Floyd Abrams, a veteran New York media lawyer, said the subpoena raises
more questions about Blumenthal's rights than those of journalists. "The First
Amendment issue here is the one involving the misuse of the grand jury
process to punish opponents," he said. "It's terribly dangerous when the
grand jury process is used potentially to inquire into what it is that critics of
the special prosecutor are saying. . . . This is the stuff of the [1798] Sedition
Act."

A former journalist for the New Yorker and the New Republic magazines and
The Washington Post who joined President Clinton's staff last summer,
Blumenthal is a key proponent of the view that Starr is part of a right-wing
conspiracy against the White House. Starr's office is said to suspect that
Blumenthal has been retailing some recently published allegations about the
public record of its prosecutors, and a Starr spokesman said the office has
been deluged with media inquiries about alleged personal misconduct by
some prosecutors.

The subpoena requires Blumenthal to turn over any documents involving
contacts he may have had with journalists regarding Starr's office.
Blumenthal appeared at the federal courthouse yesterday, but was told to
return Thursday.

A longtime advocate of holding the press accountable for its excesses,
Blumenthal is a controversial figure among his former colleagues. White
House officials, for their part, question whether some reporters broached
confidential relationships by either whispering to Starr's staff or hinting in print
that Blumenthal had been spreading negative information about Starr's
operation.

However Blumenthal came to be targeted -- and word of his subpoena, like
much else in this case, was leaked to the media -- several Washington
reporters fretted that he would be grilled about his dealings with them and
their colleagues.

"What Sidney Blumenthal was doing is called politics," said Doyle
McManus, Washington bureau chief of the Los Angeles Times. "The
independent counsel has already been accused of criminalizing the political
process. This looks perilously close to taking that one step further and
potentially criminalizing the journalistic process."

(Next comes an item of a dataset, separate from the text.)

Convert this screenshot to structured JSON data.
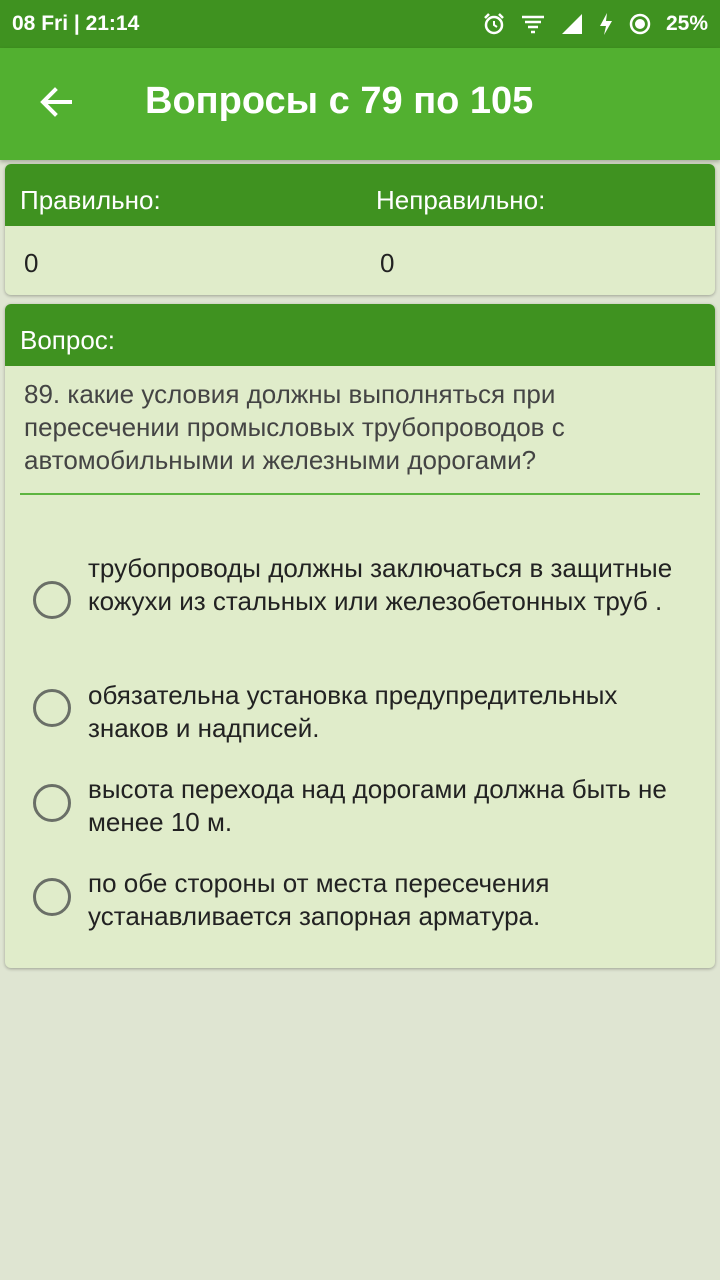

"You just wonder where it leads," Murray said. "What does [Starr] do next?
Does he subpoena telephone records?"

"Here's a guy whose job it is, in part, to talk to the press," Totenberg said of
Blumenthal. If he is charged in the Lewinsky case, she said, "we really are
living in a police state."

From the media point of view, the sudden focus on private conversations
between reporters and White House officials represents another
uncomfortable turn in the Lewinsky probe. Recent White House attacks on
Starr's office for allegedly leaking information -- which is illegal if grand jury
testimony is involved -- put journalists in the awkward position of reporting on
a controversy in which some of them play a crucial role.

The Blumenthal subpoena takes the controversy a step further, involving not
grand jury information but the daily transactions, many of them conducted
under a cloak of anonymity, between journalists and political aides.
Information, rumors and tips are shared freely in these conversations, and
reporters routinely assume that their role, not just the official's identity, will
remain confidential.

"If a source begins to talk about a reporter, if a reporter begins to talk about a
source, it breaks down one of the fundamental avenues of coverage," said
Marvin Kalb, director of the Joan Shorenstein press center at Harvard
University.

Leak investigations tend to be costly, time-consuming and usually fruitless.
A Senate probe into who leaked Anita Hill's 1991 allegations against
Clarence Thomas to Totenberg and Newsday's Timothy Phelps produced a
171-page report that reached no conclusions. A $224,000 inquiry into CBS
reporter Rita Braver's 1989 report on a preliminary probe of then-Rep. William
H. Gray III led to the reassignment of two top Justice Department officials
who failed polygraph exams.

"If Ken Starr is serious about finding out where leaks are coming from, he
ought to start by investigating his own office," said Jane Kirtley, executive
director of the Reporters Committee for Freedom of the Press. "It's
disgraceful to do investigations of this nature that appear to be founded on
the notion that Blumenthal criticized Ken Starr."